Virat Kohli‘s inclusion in the national T20I team has been a topic of discussion for a long time now, and those who follow the game, knew that it was a long time coming. Simply because this is how things work when a sport becomes ‘culture’, capturing the imagination of an entire nation.
To be truthful, there is a lot of oversimplification currently in practice as far as the analysis of Virat’s performance is concerned, and people may want to look at the numbers before making sweeping statements.
Now, I am a big believer of the fact that a player’s worth cannot be gauged entirely through numbers, but even if it were, Virat has not reached a point where he can be asked to leave.
Let’s start with T20Is, Virat Kohli’s average in the format in 2022 has been 20.25. There is no argument about the fact that it is not good. Point taken. However, his average last year in T20Is was 74.75 and in 2019, it wa 77.66. (Source: ESPN)
2020 was a bad year for him, as he ended it with the figures of 36.87 off 10 matches but that’s sandwiched between the best T20I cricket he has played; barring 2014, and of course, 2016 when he averaged 106.8. However, the 2016 Virat was seemingly in communication with God, it’s unfair to expect him to be that player through the entirety of his career.
74.75 and 77.66 as averages are more than decent, better than some of the top-ranked T20 players in the world. Interestingly, they come after 30.14 and 37.37 in 2018 and 2017, respectively. This means he redeemed himself when he was allowed to improve and there is absolutely no reason why it cannot happen again.
In that sense, he has earned the chances he is getting.
There is a counter to this argument too, and it seems legitimate on the surface: Will everyone be given these many chances since Virat is getting them? The answer is: probably, no. Because everyone isn’t Virat Kohli.
He was making runs and winning matches for India while also captaining the team across 3 formats. There is a certain professional pedestal he has put himself on, and is now, reasonably, reaping the ‘benefits’.
Another reason for why Virat should be excluded from the team, that is doing rounds, is that players before him, even good ones like Ganguly, were not given as many chances as him. Well, first of all, I do not lean very strongly towards that school of thought.
If players before him were not given as many chances, that was a result of circumstances at that point in time. In cricket, as is the case in any sport, strategies change from time to time, as do decision-makers. If an approach worked a decade ago with a certain player, doesn’t mean it will work now with a different one.
Yes, certain principles remain the same, and they should but in this case, there is more context to the whole scene. Ganguly was ousted at a very controversial time, during his very public rift with the then coach Greg Chappell. Plus, once again, you would want to look at the numbers.
In 2005, a year before Ganguly was benched, he averaged 17.41 in ODIs in 13 matches. In 2004, this figure was 32.65 – these were the lowest averages of his life. He came down from a straight 42.00 in 2003 to 32.65.
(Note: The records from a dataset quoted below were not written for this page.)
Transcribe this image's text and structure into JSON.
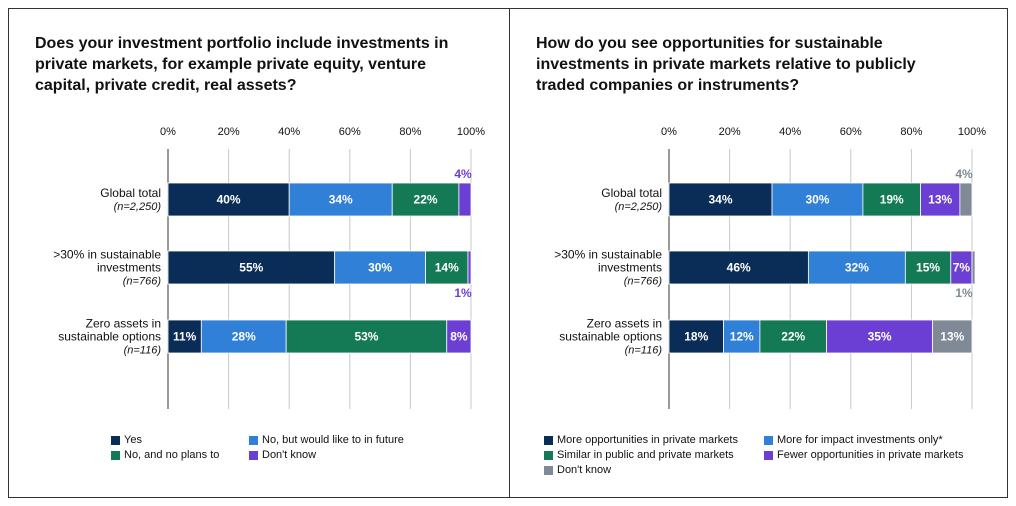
{
  "chart_data": [
    {
      "type": "bar",
      "orientation": "horizontal",
      "stacked": true,
      "title": "Does your investment portfolio include investments in private markets, for example private equity, venture capital, private credit, real assets?",
      "xlim": [
        0,
        100
      ],
      "ticks": [
        "0%",
        "20%",
        "40%",
        "60%",
        "80%",
        "100%"
      ],
      "grid": true,
      "legend_position": "bottom",
      "categories": [
        {
          "label": [
            ">30% in sustainable",
            "investments"
          ],
          "n": "(n=766)"
        },
        {
          "label": [
            "Global total"
          ],
          "n": "(n=2,250)"
        },
        {
          "label": [
            "Zero assets in",
            "sustainable options"
          ],
          "n": "(n=116)"
        }
      ],
      "series": [
        {
          "name": "Yes",
          "color": "#0a2d57",
          "values": [
            55,
            40,
            11
          ],
          "labels": [
            "55%",
            "40%",
            "11%"
          ]
        },
        {
          "name": "No, but would like to in future",
          "color": "#2f80d6",
          "values": [
            30,
            34,
            28
          ],
          "labels": [
            "30%",
            "34%",
            "28%"
          ]
        },
        {
          "name": "No, and no plans to",
          "color": "#137a55",
          "values": [
            14,
            22,
            53
          ],
          "labels": [
            "14%",
            "22%",
            "53%"
          ]
        },
        {
          "name": "Don't know",
          "color": "#6b3fd4",
          "values": [
            1,
            4,
            8
          ],
          "labels": [
            "1%",
            "4%",
            "8%"
          ]
        }
      ]
    },
    {
      "type": "bar",
      "orientation": "horizontal",
      "stacked": true,
      "title": "How do you see opportunities for sustainable investments in private markets relative to publicly traded companies or instruments?",
      "xlim": [
        0,
        100
      ],
      "ticks": [
        "0%",
        "20%",
        "40%",
        "60%",
        "80%",
        "100%"
      ],
      "grid": true,
      "legend_position": "bottom",
      "categories": [
        {
          "label": [
            ">30% in sustainable",
            "investments"
          ],
          "n": "(n=766)"
        },
        {
          "label": [
            "Global total"
          ],
          "n": "(n=2,250)"
        },
        {
          "label": [
            "Zero assets in",
            "sustainable options"
          ],
          "n": "(n=116)"
        }
      ],
      "series": [
        {
          "name": "More opportunities in private markets",
          "color": "#0a2d57",
          "values": [
            46,
            34,
            18
          ],
          "labels": [
            "46%",
            "34%",
            "18%"
          ]
        },
        {
          "name": "More for impact investments only*",
          "color": "#2f80d6",
          "values": [
            32,
            30,
            12
          ],
          "labels": [
            "32%",
            "30%",
            "12%"
          ]
        },
        {
          "name": "Similar in public and private markets",
          "color": "#137a55",
          "values": [
            15,
            19,
            22
          ],
          "labels": [
            "15%",
            "19%",
            "22%"
          ]
        },
        {
          "name": "Fewer opportunities in private markets",
          "color": "#6b3fd4",
          "values": [
            7,
            13,
            35
          ],
          "labels": [
            "7%",
            "13%",
            "35%"
          ]
        },
        {
          "name": "Don't know",
          "color": "#7f8a96",
          "values": [
            1,
            4,
            13
          ],
          "labels": [
            "1%",
            "4%",
            "13%"
          ]
        }
      ]
    }
  ]
}
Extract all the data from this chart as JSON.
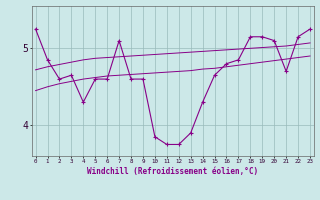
{
  "xlabel": "Windchill (Refroidissement éolien,°C)",
  "background_color": "#cce8e8",
  "line_color": "#880088",
  "x_hours": [
    0,
    1,
    2,
    3,
    4,
    5,
    6,
    7,
    8,
    9,
    10,
    11,
    12,
    13,
    14,
    15,
    16,
    17,
    18,
    19,
    20,
    21,
    22,
    23
  ],
  "y_main": [
    5.25,
    4.85,
    4.6,
    4.65,
    4.3,
    4.6,
    4.6,
    5.1,
    4.6,
    4.6,
    3.85,
    3.75,
    3.75,
    3.9,
    4.3,
    4.65,
    4.8,
    4.85,
    5.15,
    5.15,
    5.1,
    4.7,
    5.15,
    5.25
  ],
  "y_trend1": [
    4.72,
    4.76,
    4.79,
    4.82,
    4.85,
    4.87,
    4.88,
    4.89,
    4.9,
    4.91,
    4.92,
    4.93,
    4.94,
    4.95,
    4.96,
    4.97,
    4.98,
    4.99,
    5.0,
    5.01,
    5.02,
    5.03,
    5.05,
    5.07
  ],
  "y_trend2": [
    4.45,
    4.5,
    4.54,
    4.57,
    4.6,
    4.62,
    4.64,
    4.65,
    4.66,
    4.67,
    4.68,
    4.69,
    4.7,
    4.71,
    4.73,
    4.74,
    4.76,
    4.78,
    4.8,
    4.82,
    4.84,
    4.86,
    4.88,
    4.9
  ],
  "ylim": [
    3.6,
    5.55
  ],
  "yticks": [
    4.0,
    5.0
  ],
  "ytick_labels": [
    "4",
    "5"
  ],
  "xlim": [
    -0.3,
    23.3
  ],
  "grid_color": "#99bbbb",
  "fig_bg": "#cce8e8"
}
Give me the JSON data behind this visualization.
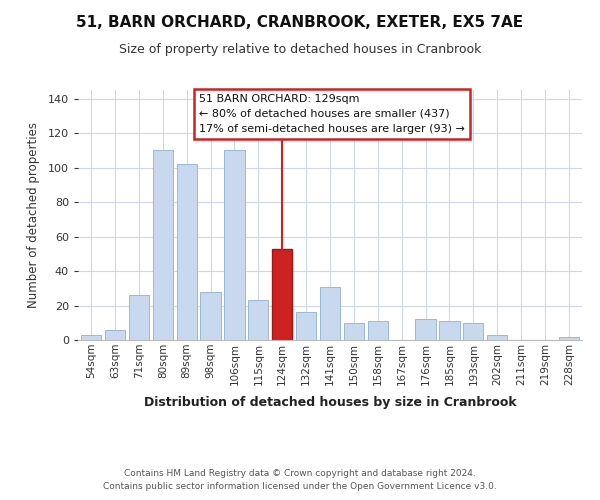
{
  "title": "51, BARN ORCHARD, CRANBROOK, EXETER, EX5 7AE",
  "subtitle": "Size of property relative to detached houses in Cranbrook",
  "xlabel": "Distribution of detached houses by size in Cranbrook",
  "ylabel": "Number of detached properties",
  "footnote1": "Contains HM Land Registry data © Crown copyright and database right 2024.",
  "footnote2": "Contains public sector information licensed under the Open Government Licence v3.0.",
  "bar_labels": [
    "54sqm",
    "63sqm",
    "71sqm",
    "80sqm",
    "89sqm",
    "98sqm",
    "106sqm",
    "115sqm",
    "124sqm",
    "132sqm",
    "141sqm",
    "150sqm",
    "158sqm",
    "167sqm",
    "176sqm",
    "185sqm",
    "193sqm",
    "202sqm",
    "211sqm",
    "219sqm",
    "228sqm"
  ],
  "bar_values": [
    3,
    6,
    26,
    110,
    102,
    28,
    110,
    23,
    53,
    16,
    31,
    10,
    11,
    0,
    12,
    11,
    10,
    3,
    0,
    0,
    2
  ],
  "highlight_index": 8,
  "highlight_color": "#cc2222",
  "normal_color": "#c8d9ef",
  "normal_edge_color": "#9ab8d8",
  "highlight_edge_color": "#aa1111",
  "annotation_title": "51 BARN ORCHARD: 129sqm",
  "annotation_line1": "← 80% of detached houses are smaller (437)",
  "annotation_line2": "17% of semi-detached houses are larger (93) →",
  "ylim": [
    0,
    145
  ],
  "background_color": "#ffffff",
  "grid_color": "#d0d8e8"
}
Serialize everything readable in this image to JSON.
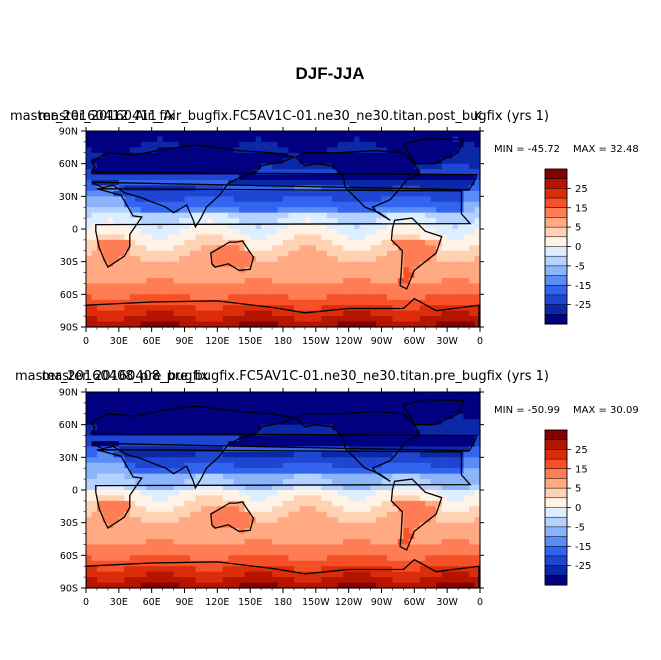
{
  "chart_data": {
    "type": "heatmap",
    "title": "DJF-JJA",
    "panels": [
      {
        "case_title": "master_20160412_Air_fix",
        "run_title": "master_20160411_Air_bugfix.FC5AV1C-01.ne30_ne30.titan.post_bugfix (yrs 1)",
        "variable_unit": "K",
        "min_label": "MIN = -45.72",
        "max_label": "MAX =  32.48",
        "min": -45.72,
        "max": 32.48,
        "cold_shift": 0
      },
      {
        "case_title": "master_20160408_pre_bugfix",
        "run_title": "master_20160408_pre_bugfix.FC5AV1C-01.ne30_ne30.titan.pre_bugfix (yrs 1)",
        "variable_unit": "",
        "min_label": "MIN = -50.99",
        "max_label": "MAX =  30.09",
        "min": -50.99,
        "max": 30.09,
        "cold_shift": 3
      }
    ],
    "x_ticks": [
      "0",
      "30E",
      "60E",
      "90E",
      "120E",
      "150E",
      "180",
      "150W",
      "120W",
      "90W",
      "60W",
      "30W",
      "0"
    ],
    "y_ticks": [
      "90N",
      "60N",
      "30N",
      "0",
      "30S",
      "60S",
      "90S"
    ],
    "xlim": [
      0,
      360
    ],
    "ylim": [
      -90,
      90
    ],
    "colorbar": {
      "levels": [
        -30,
        -25,
        -20,
        -15,
        -10,
        -5,
        -2.5,
        0,
        2.5,
        5,
        10,
        15,
        20,
        25,
        30
      ],
      "labels": [
        "25",
        "15",
        "5",
        "0",
        "-5",
        "-15",
        "-25"
      ],
      "label_values": [
        25,
        15,
        5,
        0,
        -5,
        -15,
        -25
      ],
      "colors": [
        "#000080",
        "#0a28a8",
        "#1e46d2",
        "#3264f0",
        "#5a8cf5",
        "#8cb4fa",
        "#b4d2ff",
        "#dceeff",
        "#fff2e6",
        "#ffd2b4",
        "#ffaa82",
        "#ff7d55",
        "#f55028",
        "#dc2d0a",
        "#b41400",
        "#820000"
      ]
    }
  }
}
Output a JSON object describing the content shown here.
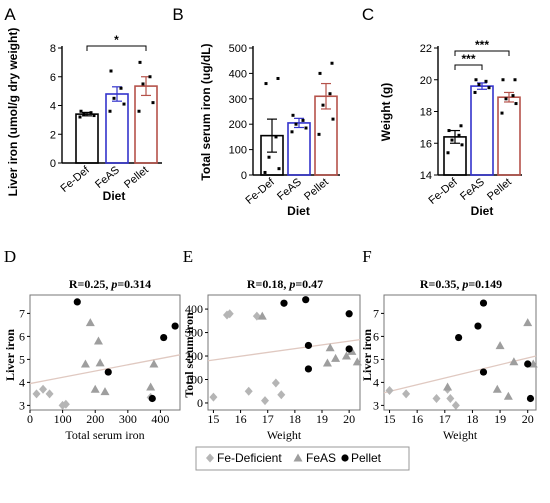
{
  "colors": {
    "fe_def": "#000000",
    "feas": "#3333cc",
    "pellet": "#b5524a",
    "deficient_marker": "#b5b5b5",
    "feas_marker": "#9e9e9e",
    "pellet_marker": "#000000",
    "trend": "#e0c9c1"
  },
  "legend": {
    "fe_deficient": "Fe-Deficient",
    "feas": "FeAS",
    "pellet": "Pellet"
  },
  "chart_data": [
    {
      "panel": "A",
      "type": "bar",
      "categories": [
        "Fe-Def",
        "FeAS",
        "Pellet"
      ],
      "values": [
        3.4,
        4.8,
        5.35
      ],
      "errors": [
        0.12,
        0.5,
        0.65
      ],
      "points": [
        [
          3.2,
          3.3,
          3.4,
          3.5,
          3.6
        ],
        [
          3.6,
          4.1,
          4.5,
          5.2,
          6.4
        ],
        [
          3.6,
          4.2,
          5.5,
          6.0,
          7.0
        ]
      ],
      "ylabel": "Liver iron (umol/g dry weight)",
      "xlabel": "Diet",
      "ylim": [
        0,
        8
      ],
      "yticks": [
        0,
        2,
        4,
        6,
        8
      ],
      "significance": [
        {
          "from": 0,
          "to": 2,
          "label": "*"
        }
      ]
    },
    {
      "panel": "B",
      "type": "bar",
      "categories": [
        "Fe-Def",
        "FeAS",
        "Pellet"
      ],
      "values": [
        155,
        205,
        310
      ],
      "errors": [
        65,
        18,
        50
      ],
      "points": [
        [
          10,
          25,
          70,
          150,
          360,
          380
        ],
        [
          170,
          185,
          200,
          215,
          235
        ],
        [
          160,
          220,
          275,
          320,
          400,
          440
        ]
      ],
      "ylabel": "Total serum iron (ug/dL)",
      "xlabel": "Diet",
      "ylim": [
        0,
        500
      ],
      "yticks": [
        0,
        100,
        200,
        300,
        400,
        500
      ]
    },
    {
      "panel": "C",
      "type": "bar",
      "categories": [
        "Fe-Def",
        "FeAS",
        "Pellet"
      ],
      "values": [
        16.4,
        19.6,
        18.9
      ],
      "errors": [
        0.4,
        0.2,
        0.3
      ],
      "points": [
        [
          15.4,
          15.9,
          16.2,
          16.5,
          16.8,
          17.1
        ],
        [
          19.2,
          19.5,
          19.7,
          19.9,
          20.0
        ],
        [
          17.9,
          18.5,
          18.8,
          19.0,
          20.0,
          20.0
        ]
      ],
      "ylabel": "Weight (g)",
      "xlabel": "Diet",
      "ylim": [
        14,
        22
      ],
      "yticks": [
        14,
        16,
        18,
        20,
        22
      ],
      "significance": [
        {
          "from": 0,
          "to": 1,
          "label": "***"
        },
        {
          "from": 0,
          "to": 2,
          "label": "***"
        }
      ]
    },
    {
      "panel": "D",
      "type": "scatter",
      "stat_r": "R=0.25, ",
      "stat_p_label": "p",
      "stat_p_value": "=0.314",
      "xlabel": "Total serum iron",
      "ylabel": "Liver iron",
      "xlim": [
        0,
        460
      ],
      "ylim": [
        2.8,
        7.8
      ],
      "xticks": [
        0,
        100,
        200,
        300,
        400
      ],
      "yticks": [
        3,
        4,
        5,
        6,
        7
      ],
      "trend": [
        [
          0,
          3.95
        ],
        [
          460,
          5.2
        ]
      ],
      "series": [
        {
          "name": "Fe-Deficient",
          "marker": "diamond",
          "points": [
            [
              20,
              3.5
            ],
            [
              40,
              3.7
            ],
            [
              60,
              3.5
            ],
            [
              100,
              3.0
            ],
            [
              110,
              3.05
            ],
            [
              370,
              3.35
            ]
          ]
        },
        {
          "name": "FeAS",
          "marker": "triangle",
          "points": [
            [
              170,
              4.8
            ],
            [
              185,
              6.6
            ],
            [
              200,
              3.7
            ],
            [
              210,
              5.8
            ],
            [
              215,
              4.85
            ],
            [
              230,
              3.6
            ],
            [
              370,
              3.8
            ],
            [
              380,
              4.8
            ]
          ]
        },
        {
          "name": "Pellet",
          "marker": "circle",
          "points": [
            [
              145,
              7.5
            ],
            [
              240,
              4.45
            ],
            [
              375,
              3.3
            ],
            [
              410,
              5.95
            ],
            [
              445,
              6.45
            ]
          ]
        }
      ]
    },
    {
      "panel": "E",
      "type": "scatter",
      "stat_r": "R=0.18, ",
      "stat_p_label": "p",
      "stat_p_value": "=0.47",
      "xlabel": "Weight",
      "ylabel": "Total serum iron",
      "xlim": [
        14.8,
        20.4
      ],
      "ylim": [
        -30,
        460
      ],
      "xticks": [
        15,
        16,
        17,
        18,
        19,
        20
      ],
      "yticks": [
        0,
        100,
        200,
        300,
        400
      ],
      "trend": [
        [
          14.8,
          180
        ],
        [
          20.4,
          270
        ]
      ],
      "series": [
        {
          "name": "Fe-Deficient",
          "marker": "diamond",
          "points": [
            [
              15.0,
              25
            ],
            [
              15.5,
              375
            ],
            [
              15.6,
              380
            ],
            [
              16.3,
              50
            ],
            [
              16.6,
              370
            ],
            [
              16.9,
              10
            ],
            [
              17.3,
              85
            ],
            [
              17.5,
              35
            ]
          ]
        },
        {
          "name": "FeAS",
          "marker": "triangle",
          "points": [
            [
              16.8,
              370
            ],
            [
              19.2,
              170
            ],
            [
              19.3,
              235
            ],
            [
              19.5,
              190
            ],
            [
              19.9,
              200
            ],
            [
              20.1,
              220
            ],
            [
              20.3,
              175
            ]
          ]
        },
        {
          "name": "Pellet",
          "marker": "circle",
          "points": [
            [
              17.6,
              425
            ],
            [
              18.4,
              440
            ],
            [
              18.5,
              245
            ],
            [
              18.5,
              145
            ],
            [
              20.0,
              230
            ],
            [
              20.0,
              380
            ]
          ]
        }
      ]
    },
    {
      "panel": "F",
      "type": "scatter",
      "stat_r": "R=0.35, ",
      "stat_p_label": "p",
      "stat_p_value": "=0.149",
      "xlabel": "Weight",
      "ylabel": "Liver iron",
      "xlim": [
        14.8,
        20.3
      ],
      "ylim": [
        2.8,
        7.8
      ],
      "xticks": [
        15,
        16,
        17,
        18,
        19,
        20
      ],
      "yticks": [
        3,
        4,
        5,
        6,
        7
      ],
      "trend": [
        [
          14.8,
          3.55
        ],
        [
          20.3,
          5.15
        ]
      ],
      "series": [
        {
          "name": "Fe-Deficient",
          "marker": "diamond",
          "points": [
            [
              15.0,
              3.65
            ],
            [
              15.6,
              3.5
            ],
            [
              16.7,
              3.3
            ],
            [
              17.1,
              3.7
            ],
            [
              17.2,
              3.3
            ],
            [
              17.4,
              3.0
            ]
          ]
        },
        {
          "name": "FeAS",
          "marker": "triangle",
          "points": [
            [
              17.1,
              3.8
            ],
            [
              18.9,
              3.7
            ],
            [
              19.0,
              5.6
            ],
            [
              19.3,
              3.4
            ],
            [
              19.5,
              4.9
            ],
            [
              20.0,
              6.6
            ],
            [
              20.2,
              4.8
            ]
          ]
        },
        {
          "name": "Pellet",
          "marker": "circle",
          "points": [
            [
              17.5,
              5.95
            ],
            [
              18.2,
              6.45
            ],
            [
              18.4,
              7.45
            ],
            [
              18.4,
              4.45
            ],
            [
              20.0,
              4.8
            ],
            [
              20.1,
              3.3
            ]
          ]
        }
      ]
    }
  ]
}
There was no ebb and flow, there was constant decline in the performance for almost 3 years, and hence, it is wrong to say that he was not given as many chances as Virat.
The boon and the curse of being Virat Kohli, are the same. It’s being Virat Kohli. The sky-high, unbelievable records you once made haunt you like the ghosts of the past because people’s memories are short and expectations, high.
However, if numbers and contributions are the parameters we are going by (which we should be), a lot of people will need to punctuate their sentences better and end them with ellipses. To quote his friend and former captain, MS Dhoni, “Till full stop doesn’t come, the sentence is not complete”. Virat is not done, yet.